What Informatica has done to support these options is to embed technology, which it has OEM’d from ItemField, into PowerCenter. Now, the important thing to remember is that this option has been integrated at the metadata level into Informatica’s repository. This means that exactly the same impact analysis, data lineage and other features that are available for analysing the use of transformations in conventional environments are also available for these types of data. In addition, the data profiling built into PowerCenter is similarly available for use in conjunction with these new types of data (and, incidentally, there are also facilities to define your own datatypes). Further, the software uses exactly the same user interface as the rest of PowerCenter and therefore it requires no additional training to use.
I suspect that this is a taste of what is to come from other vendors in the ETL (extract, transform and load) space, but it is also interesting to note how it compares to Ascential’s (IBM’s) approach. In this case, DataStage TX is the offering, which was originally Mercator. While certainly more mature than the PowerCenter unstructured option, it is also more limited, being focused specifically on semi-structured data. It is also not integrated to the same extent that the PowerCenter option is, and there is no common underlying repository that spans all of the capabilities in the IBM product suite. While individual features may play a role when it comes to individual product selection decisions, as a matter of principle I prefer the approach adopted by Informatica.

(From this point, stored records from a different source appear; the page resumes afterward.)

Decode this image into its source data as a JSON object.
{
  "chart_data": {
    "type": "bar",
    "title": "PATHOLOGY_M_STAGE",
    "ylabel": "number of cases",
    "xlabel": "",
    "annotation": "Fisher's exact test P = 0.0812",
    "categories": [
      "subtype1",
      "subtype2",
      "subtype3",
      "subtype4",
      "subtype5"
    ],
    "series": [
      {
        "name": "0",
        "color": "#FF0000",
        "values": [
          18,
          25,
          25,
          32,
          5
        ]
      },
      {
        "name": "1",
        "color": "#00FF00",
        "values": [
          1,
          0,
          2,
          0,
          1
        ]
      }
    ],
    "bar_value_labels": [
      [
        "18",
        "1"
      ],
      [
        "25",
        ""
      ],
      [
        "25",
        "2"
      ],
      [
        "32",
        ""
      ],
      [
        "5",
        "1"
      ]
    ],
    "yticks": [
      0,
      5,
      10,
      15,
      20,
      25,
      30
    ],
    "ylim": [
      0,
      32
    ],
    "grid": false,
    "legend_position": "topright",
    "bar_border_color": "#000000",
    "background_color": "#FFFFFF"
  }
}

And while we are on the subject of Informatica: I am constantly asked about the company’s future and whether it is a takeover target. There seems to be an impression that the company is not doing well. Anybody that thinks this should check the company’s financials: in its last quarter it reported record revenues and profits with both total revenues and license revenues growing by more than 20%. That doesn’t, of course, mean that it is not a takeover target but it does mean that whoever wanted to buy the company would have to pay a significant multiple. Moreover, there is no-one very obvious that seems likely to want to move into this market.
As far as I can see, Informatica is healthy and well from a financial perspective, and is introducing innovative new features to its product set as is instanced by this latest release and the forthcoming PowerCenter 8, which is scheduled for release around the end of this year.